Bottle filler tube. This is a wonderful device.  It is a foot long tube with a valve at the end that opens when you push down on it and closes when you stop.  You can push it into the bottle you are filling and the beer will pour in.  As soon as the liquid reaches the top, you pull it out.  The liquid displaced by the tube leave the perfect sized little air-pocket at the top of the bottle.

Please note that the stiff plastic tubing needs to be small enough that the flexible tubing can fit around the end of it, forming a tight seal for siphoning the beer.  The flexible tubing also needs to be large enough to fit around the end of the spout of the bottling bucket and the bottle filler tube.
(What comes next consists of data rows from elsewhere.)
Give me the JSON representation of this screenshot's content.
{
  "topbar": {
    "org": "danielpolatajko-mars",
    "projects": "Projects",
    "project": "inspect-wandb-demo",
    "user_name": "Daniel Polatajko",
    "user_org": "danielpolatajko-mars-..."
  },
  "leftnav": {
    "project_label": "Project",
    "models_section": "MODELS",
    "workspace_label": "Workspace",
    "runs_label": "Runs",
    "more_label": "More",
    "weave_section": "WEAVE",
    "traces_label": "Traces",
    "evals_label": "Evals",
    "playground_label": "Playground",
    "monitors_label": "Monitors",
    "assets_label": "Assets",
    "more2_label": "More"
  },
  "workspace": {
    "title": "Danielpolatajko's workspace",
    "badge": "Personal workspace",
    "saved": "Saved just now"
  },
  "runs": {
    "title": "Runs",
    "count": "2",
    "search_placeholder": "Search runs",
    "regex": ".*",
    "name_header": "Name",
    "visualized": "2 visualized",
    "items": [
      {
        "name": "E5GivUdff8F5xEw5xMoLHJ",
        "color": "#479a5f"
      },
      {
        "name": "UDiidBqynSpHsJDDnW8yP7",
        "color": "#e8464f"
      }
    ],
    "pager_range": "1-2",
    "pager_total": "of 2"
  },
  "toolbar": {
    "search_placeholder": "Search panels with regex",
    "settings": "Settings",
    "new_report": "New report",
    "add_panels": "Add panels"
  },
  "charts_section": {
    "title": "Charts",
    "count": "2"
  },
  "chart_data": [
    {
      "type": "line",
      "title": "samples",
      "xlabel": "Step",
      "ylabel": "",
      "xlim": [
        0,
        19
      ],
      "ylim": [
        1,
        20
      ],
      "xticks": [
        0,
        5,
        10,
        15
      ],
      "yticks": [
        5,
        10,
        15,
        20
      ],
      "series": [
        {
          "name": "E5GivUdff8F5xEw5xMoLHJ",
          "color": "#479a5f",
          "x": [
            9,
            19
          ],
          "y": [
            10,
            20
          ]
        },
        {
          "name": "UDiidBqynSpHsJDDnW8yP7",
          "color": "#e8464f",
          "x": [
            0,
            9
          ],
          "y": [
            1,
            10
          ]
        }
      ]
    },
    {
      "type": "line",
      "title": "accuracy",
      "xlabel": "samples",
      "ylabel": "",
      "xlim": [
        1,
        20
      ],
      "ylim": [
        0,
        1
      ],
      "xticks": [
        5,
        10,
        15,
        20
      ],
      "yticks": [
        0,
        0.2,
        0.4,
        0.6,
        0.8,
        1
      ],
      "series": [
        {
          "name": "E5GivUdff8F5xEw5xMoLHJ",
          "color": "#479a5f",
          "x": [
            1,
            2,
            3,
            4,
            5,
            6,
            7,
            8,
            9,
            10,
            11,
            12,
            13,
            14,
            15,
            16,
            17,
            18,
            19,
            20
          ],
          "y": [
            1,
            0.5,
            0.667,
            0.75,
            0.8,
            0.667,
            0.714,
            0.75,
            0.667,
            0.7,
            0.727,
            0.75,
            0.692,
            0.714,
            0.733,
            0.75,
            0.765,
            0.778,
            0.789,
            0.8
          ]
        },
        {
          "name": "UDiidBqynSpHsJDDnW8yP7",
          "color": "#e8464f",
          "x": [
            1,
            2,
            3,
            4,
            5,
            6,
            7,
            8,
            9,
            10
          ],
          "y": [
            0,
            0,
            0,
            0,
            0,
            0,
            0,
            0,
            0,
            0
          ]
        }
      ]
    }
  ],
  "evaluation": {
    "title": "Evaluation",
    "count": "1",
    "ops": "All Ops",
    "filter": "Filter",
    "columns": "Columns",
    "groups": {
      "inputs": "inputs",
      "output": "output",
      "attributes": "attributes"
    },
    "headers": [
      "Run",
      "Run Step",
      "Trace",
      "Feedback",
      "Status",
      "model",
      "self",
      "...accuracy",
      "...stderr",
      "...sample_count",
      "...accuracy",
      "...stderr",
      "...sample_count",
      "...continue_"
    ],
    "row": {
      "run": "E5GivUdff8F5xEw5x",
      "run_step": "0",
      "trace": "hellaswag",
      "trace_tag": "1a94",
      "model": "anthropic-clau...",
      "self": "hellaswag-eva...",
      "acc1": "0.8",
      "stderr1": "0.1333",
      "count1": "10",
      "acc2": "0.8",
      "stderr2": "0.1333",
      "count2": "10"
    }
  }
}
Bottles. Brown bottles are best since they protect the beer from light.  You can buy these but sometimes bars or pubs will have bottles they will give you.

Bottle box. This makes storage of your bottles and beer and transport much easier.

Bottle caps. You will need to buy these at a brewing supply store or on-line.

Bottle capper.  There are a few types.  I use the hand capper and have found it works great.

Mesh bag. You need a large mess bag with a drawstring top to hold the grains while you soak them, making your “tea”.   The bag should be about 7” x 9” or so.

Disinfectant. I use iodine drops to disinfect all of the equipment I am using and prevent unwanted yeasts and bacterial from taking up residence in my beer.  You can also use more industrial products but I like the fact that iodine is more natural.  Some brewers also use cleansers to clean their equipment.  This is unnecessary.  If you clear your carboy etc. shortly after use, a brush and water work fine.   Cleansers just add one more pollutant to the environment.   I have never had a contamination problem and I clean with water.

Bottlebrush. You need a small one to clean bottles that will be refilled and a large one with an L shape to clean out the carboy after you use it.

Many brewing supply stores sell complete kits at a much better price than buying the individual items separately.